Health Champion: Older runner has inspired many in the Lawrence community to be more active

Lawrence resident Ellen Young was recently named the 2014 Douglas County Health Champion by the Lawrence-Douglas County Health Department for her contributions to the local running and fitness community.

Community breakfast

The Lawrence-Douglas County Health Department will recognize Ellen Young and Logan Brown as the 2014 Douglas County Health Champions during a community breakfast Friday from 7:30 a.m. to 8:30 a.m. at the Community Health Facility, 200 Maine St.

The event is open to the public and is part of the health department’s celebration of National Public Health Week. The keynote speaker will be Lawrence resident Michel Loomis, who has been recognized locally and by the state of Kansas for her efforts to improve health among youth.

Ellen Young saw the positive impact running had on her life. And she wanted to share those benefits with the world.

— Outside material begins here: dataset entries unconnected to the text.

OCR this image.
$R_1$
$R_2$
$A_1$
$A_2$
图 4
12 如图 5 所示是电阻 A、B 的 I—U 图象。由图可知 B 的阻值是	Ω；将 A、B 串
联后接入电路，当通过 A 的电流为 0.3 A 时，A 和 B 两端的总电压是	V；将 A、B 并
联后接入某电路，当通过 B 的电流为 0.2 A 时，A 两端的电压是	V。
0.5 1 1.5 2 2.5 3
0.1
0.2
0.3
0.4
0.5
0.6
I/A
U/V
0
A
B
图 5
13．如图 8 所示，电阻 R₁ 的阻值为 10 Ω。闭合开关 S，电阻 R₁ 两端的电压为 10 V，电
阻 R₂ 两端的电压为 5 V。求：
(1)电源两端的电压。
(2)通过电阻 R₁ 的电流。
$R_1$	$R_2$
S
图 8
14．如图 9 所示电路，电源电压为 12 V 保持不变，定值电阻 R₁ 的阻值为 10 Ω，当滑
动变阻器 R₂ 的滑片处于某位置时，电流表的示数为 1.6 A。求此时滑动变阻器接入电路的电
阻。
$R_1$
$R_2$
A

The Lawrence woman’s efforts to make running as nonintimidating as possible for others helped earn her the 2014 Douglas County Health Champion Award, given annually by the Lawrence-Douglas County Health Department as part of National Public Health Week. She will receive the award at a community breakfast Friday morning.

As someone who didn’t grow up in a family of athletes, Young got into fitness later in life. In the mid-1990s, Young, who was overweight at the time, chaperoned one of her daughter’s school field trips and noticed the difference all that walking did for her health.

She kept it up, even though it was difficult at first. She couldn’t run from one driveway to another without losing her breath. A quarter-mile was a challenge. But running eventually helped Young develop another important trait: persistence. Exercise got easier and easier the more she did it.

Her running partners quickly became like family. She found comfort in fellow members of the Red Dog’s Dog Days running group following the death of her husband in 2004. “That was a stressful time in my life, but running kept me sane,” she says. “Dog Days were my support group.”

Young got the inspiration for starting her own club after selling shoes part time at Gary Gribble’s Running Sports. The manager and owner encouraged her to have conversations with customers: find out about their running history, their goals, their fears. She realized that a lot of people wanted to start running but were intimated by it.

So, in 2011, she founded the Running for the Hill of It club (which meets every Monday at 6 p.m. in front of Gary Gribble’s Running Sports, 839 Massachusetts St.)

In the group, no one gets left behind — literally. If someone isn’t keeping up, Young will slow down, and run at that person’s pace. To build confidence, she celebrates group members’ milestones: a first 5K, a first marathon. She promotes positive encouragement, even toward the terrain. “When you get to the top of the hill you should turn around and say, ‘Thank you, hill. You gave me the strength and endurance to be able to run better,'” she says.

Young, 60, simply wants to provide a fun, safe, noncompetitive environment so women (and men) can enjoy running. And the community has responded: The club now has several dozen members, ranging from 20-somethings to septuagenarians.

Now that running has become such a big part of Young’s life, how many years does she plan to keep doing it?

“I’m going to run as long as I’m capable,” says Young, whose office at work has a wall decoration with a C.S. Lewis quote: “You are never too old to set another goal or dream a new dream.” “I want to run till I’m 80 and 90.”